The fix is to boot the kernel that matches the userland. Since the safe move on a passthrough host is to control exactly which kernel boots rather than letting it float, I pinned the current one explicitly:

proxmox-boot-tool kernel pin 7.0.6-2-pve
reboot

Same VMs, same LibreNMS fsync storm, measured a few hours later on the new kernel:

Metric (identical workload)	kernel 6.5.13-5-pve	kernel 7.0.6-2-pve
PSI io `full avg300`	68.7%	0.00%
PSI io `some avg300`	81.3%	0.00%
`%iowait`	~43%	0.14%
`sda %util`	~28%	2.8%
`sda w_await`	0.94 ms	0.58 ms
`sda` write rate	~540 w/s	~415 w/s

The workload didn't change. The disks didn't change. The scheduler didn't change. The only variable was booting the kernel whose io_uring matched the QEMU driving it — and the stall evaporated. I/O pressure went from "everything is blocked two-thirds of the time" to a flat zero, and the array's own utilization dropped by an order of magnitude for the very same writes.
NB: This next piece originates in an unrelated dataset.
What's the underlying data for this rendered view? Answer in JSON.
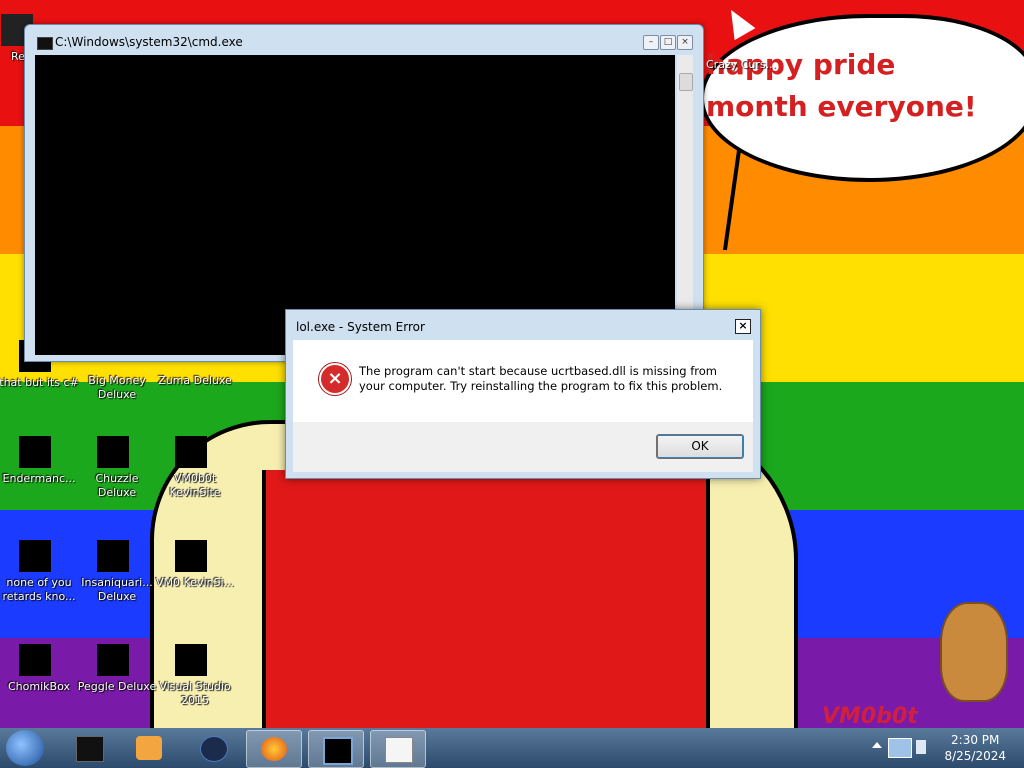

One honest caveat, since this is the internet: this is a natural before-and-after on the same machine, not a controlled A/B where I re-pin the old kernel to reproduce on demand. But the workload is identical, the hardware is identical, the scheduler is identical, and PSI full going to a flat zero is about as unambiguous as field evidence gets.

What I'd tell past me

iowait is a liar; trust PSI. /proc/pressure/io told the real story in both directions — first that there genuinely was a stall (when I was about to dismiss it), and then, by dropping to zero, that the fix had worked. It belongs in your first five commands, not your last.
Check kernel/userland alignment before you suspect hardware. uname -r against pveversion is a five-second check. It would have saved me a full sweep of SMART data, controller cache state, and a half-drafted plan to rebuild a storage array that was never the problem.
A pin is a debt. Pinning a kernel to satisfy a finicky driver — in my case an NVIDIA GPU-sharing driver that only built against 6.5 — is often unavoidable. But it's a loan you have to pay back. Leave it in place and your shiny new hypervisor ends up driving a years-old kernel, and the day the userland advances far enough, the mismatch surfaces.
Trust the running system over your assumptions. A patrol read, then the no-TRIM SSD wall, were both reasonable suspects given the symptom and the hardware — but the box ruled each out at every layer it could: latency, SMART, PSI. The sharpest reminder came near the end, when the AI I was working through it with confidently insisted there was no such thing as a Linux 7.0 kernel yet — and proxmox-boot-tool kernel list was already showing two signed 7.0.x builds installed on the box. Tools, assistants, the assumptions in your head: when any of them disagree with the output on the terminal, the terminal wins.

If your Proxmox dashboard is screaming iowait and your disks swear they're fine, check uname -r before you order new drives.